金马顾不得训斥金鹿,他先去了派出所,探问派出所将如何处理处金鹿打架一事。接待金马的人正是新任所长王军辉。金马抛开自己年长王军辉一辈的身份和自尊,又是道歉又是说情,但王军辉还是坚持说金鹿既然动手打人,无论如何也要接受处罚。看在金鹿身为老师得分上,而且事出有因,一时冲动,拘留也就算了,可以将拘留折合经济处罚。金马急于事情早点儿平息,表示愿意接受经济处罚,只要能息事宁人,罚点钱也不算什么,于是就当场便交清了罚款,还千恩万谢地对王军辉感激不已。临走之时,王军辉又说:“我们派出所的出发点也是息事宁人,孙校长要是不满意这个处理意见,我们会想办法劝说他的。你回学校以后,让金鹿先去孙校长那里,给孙校长赔个不是,说说好话,我们的工作也许会好做一些!”金马觉得王军辉言之有理,便一口答应下来。
金鹿正在宿舍里听受着母亲的教训,金马回来了。
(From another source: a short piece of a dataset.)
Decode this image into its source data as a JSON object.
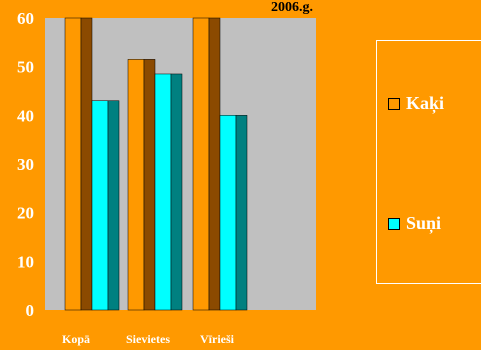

想到派出所的事情已基本处理完毕,金马心里稍感轻松,但一想起事情的前前后后和自己离开时王军辉的话,他心头又生起一股气愤:“金鹿,你让我说你什么好呢?我们金家祖祖辈辈忠厚仁义,谁给你遗传了这些动手打架惹事生非的基因?那是你的校长,你刚刚走上工作岗位,就和他闹成这样,以后还怎么工作?”
竹青看着金鹿,没有说话。
金鹿说:“爸,你不知道,孙志光他总想着要欺负我,再说那天的事根本就不怪我!本来检查我都不该写,我写了就写了,可孙志光又扯别的事侮辱我,我实在忍不住,才……”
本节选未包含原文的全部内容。